Comunità religiose, ricordate le norme di prudenza

Dopo i casi di contagio verificatisi, la diocesi di Roma ribadisce, su istanza della Regione, le indicazioni a cui tutti, laici e consacrati, sono chiamati ad attenersi

Dopo i casi di contagio da coronavirus che si sono verificati in due comunità religiose – quella ospitata nella casa generalizia delle Figlie di San Camillo, a Grottaferrata, alle porte di Roma, e quella delle Suore Angeliche di San Paolo, su via Casilina, a Torre Gaia – e su istanza della Regione Lazio, la diocesi ribadisce le norme di prudenza a cui tutti, laici e consacrati, sono chiamati ad attenersi. «Nelle chiese e cappelle delle vostre case religiose si potrà continuare a celebrare l’Eucaristia solo se potete garantire le norme indicate anche dai decreti della presidenza del Consiglio dei ministri», scrive in una lettera il prelato segretario generale del Vicariato monsignor Pierangelo Pedretti, e passa poi a ricordarle: distanza superiore a un metro tra le persone, mascherina obbligatoria per il sacerdote che presiede la celebrazione, Comunione solo sulle mani, nessuna persona esterna ammessa.

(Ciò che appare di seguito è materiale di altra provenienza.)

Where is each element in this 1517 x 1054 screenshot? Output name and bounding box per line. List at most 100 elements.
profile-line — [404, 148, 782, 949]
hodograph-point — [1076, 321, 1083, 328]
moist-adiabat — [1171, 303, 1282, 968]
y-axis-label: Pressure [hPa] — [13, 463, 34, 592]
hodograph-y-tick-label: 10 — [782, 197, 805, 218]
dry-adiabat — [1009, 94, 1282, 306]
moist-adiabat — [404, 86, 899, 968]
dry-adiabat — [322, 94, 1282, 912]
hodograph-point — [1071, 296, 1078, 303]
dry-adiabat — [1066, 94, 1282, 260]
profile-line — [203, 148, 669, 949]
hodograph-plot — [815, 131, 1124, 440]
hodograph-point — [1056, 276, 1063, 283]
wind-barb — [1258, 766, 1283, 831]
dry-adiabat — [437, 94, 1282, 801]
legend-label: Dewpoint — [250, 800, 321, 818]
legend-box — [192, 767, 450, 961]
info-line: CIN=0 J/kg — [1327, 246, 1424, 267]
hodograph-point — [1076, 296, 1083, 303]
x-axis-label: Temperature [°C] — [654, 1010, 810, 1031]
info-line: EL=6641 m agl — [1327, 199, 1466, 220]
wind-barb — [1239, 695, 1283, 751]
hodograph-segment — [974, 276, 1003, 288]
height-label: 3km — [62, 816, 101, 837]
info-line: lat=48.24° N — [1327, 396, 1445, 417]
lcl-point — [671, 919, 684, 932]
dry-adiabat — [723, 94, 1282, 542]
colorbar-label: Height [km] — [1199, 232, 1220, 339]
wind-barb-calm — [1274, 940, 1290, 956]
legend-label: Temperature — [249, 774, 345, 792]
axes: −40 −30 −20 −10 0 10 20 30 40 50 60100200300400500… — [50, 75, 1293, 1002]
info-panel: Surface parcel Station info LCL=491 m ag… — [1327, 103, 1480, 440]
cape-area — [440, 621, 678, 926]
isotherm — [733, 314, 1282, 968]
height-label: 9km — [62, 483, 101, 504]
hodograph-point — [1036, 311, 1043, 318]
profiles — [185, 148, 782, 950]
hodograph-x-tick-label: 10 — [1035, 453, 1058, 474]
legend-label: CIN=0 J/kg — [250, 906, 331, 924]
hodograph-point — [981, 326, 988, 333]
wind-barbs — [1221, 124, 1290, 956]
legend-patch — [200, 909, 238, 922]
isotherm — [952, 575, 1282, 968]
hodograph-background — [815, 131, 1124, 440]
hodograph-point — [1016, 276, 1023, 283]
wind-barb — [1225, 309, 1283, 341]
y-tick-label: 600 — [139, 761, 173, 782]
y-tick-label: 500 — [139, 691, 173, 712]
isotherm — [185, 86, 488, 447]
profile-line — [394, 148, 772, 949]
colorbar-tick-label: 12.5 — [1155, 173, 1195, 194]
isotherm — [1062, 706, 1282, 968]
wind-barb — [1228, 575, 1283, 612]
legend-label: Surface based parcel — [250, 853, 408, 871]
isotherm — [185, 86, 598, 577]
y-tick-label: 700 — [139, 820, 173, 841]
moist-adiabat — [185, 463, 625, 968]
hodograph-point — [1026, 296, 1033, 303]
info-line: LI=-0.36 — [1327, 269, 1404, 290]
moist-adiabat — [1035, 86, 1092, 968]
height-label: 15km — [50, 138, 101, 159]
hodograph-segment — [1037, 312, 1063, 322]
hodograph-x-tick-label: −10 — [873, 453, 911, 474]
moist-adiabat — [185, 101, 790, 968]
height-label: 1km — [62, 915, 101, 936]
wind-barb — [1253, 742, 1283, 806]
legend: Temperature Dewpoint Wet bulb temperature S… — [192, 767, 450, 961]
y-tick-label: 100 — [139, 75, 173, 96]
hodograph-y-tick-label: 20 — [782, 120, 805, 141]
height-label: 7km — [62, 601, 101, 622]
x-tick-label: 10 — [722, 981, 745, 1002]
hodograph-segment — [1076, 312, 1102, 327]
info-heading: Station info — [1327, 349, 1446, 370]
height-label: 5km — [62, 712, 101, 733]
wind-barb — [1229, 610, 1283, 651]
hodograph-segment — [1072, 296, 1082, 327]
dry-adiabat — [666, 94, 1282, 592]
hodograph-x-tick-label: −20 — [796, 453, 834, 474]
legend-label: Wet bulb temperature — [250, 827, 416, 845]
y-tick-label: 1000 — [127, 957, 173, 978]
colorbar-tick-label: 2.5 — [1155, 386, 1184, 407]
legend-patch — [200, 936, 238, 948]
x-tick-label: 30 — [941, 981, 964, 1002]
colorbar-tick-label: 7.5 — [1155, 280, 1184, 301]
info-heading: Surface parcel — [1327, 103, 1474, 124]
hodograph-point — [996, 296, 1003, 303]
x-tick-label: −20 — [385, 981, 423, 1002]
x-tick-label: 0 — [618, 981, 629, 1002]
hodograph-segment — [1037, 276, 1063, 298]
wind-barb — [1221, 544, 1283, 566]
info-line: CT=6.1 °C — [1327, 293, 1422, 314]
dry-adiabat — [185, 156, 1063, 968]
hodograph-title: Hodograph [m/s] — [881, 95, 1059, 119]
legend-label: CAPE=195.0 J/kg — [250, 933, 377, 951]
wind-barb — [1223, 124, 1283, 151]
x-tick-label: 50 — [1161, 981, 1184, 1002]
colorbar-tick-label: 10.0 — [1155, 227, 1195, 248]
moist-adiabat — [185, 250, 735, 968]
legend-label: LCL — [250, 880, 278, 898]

Ancora, sottolinea Pedretti, «al termine della Santa Messa, il calice utilizzato
per la consacrazione del sangue di Cristo va igienizzato con cura; il manutergio e il purificatoio vanno lavati alla fine di ogni utilizzo». Inoltre, sarebbe auspicabile avere sempre lo stesso sacerdote a celebrare l’Eucaristia. Monsignor Pedretti invita anche i superiori delle case religiose a segnalare tempestivamente all’autorità sanitaria anche il più piccolo sintomo di contagio: febbre (superiore a 37° C), tosse secca, mal di gola, raffreddore o difficoltà a respirare. Importante, si legge ancora, sanificare e disinfettare gli ambienti. (G. R.)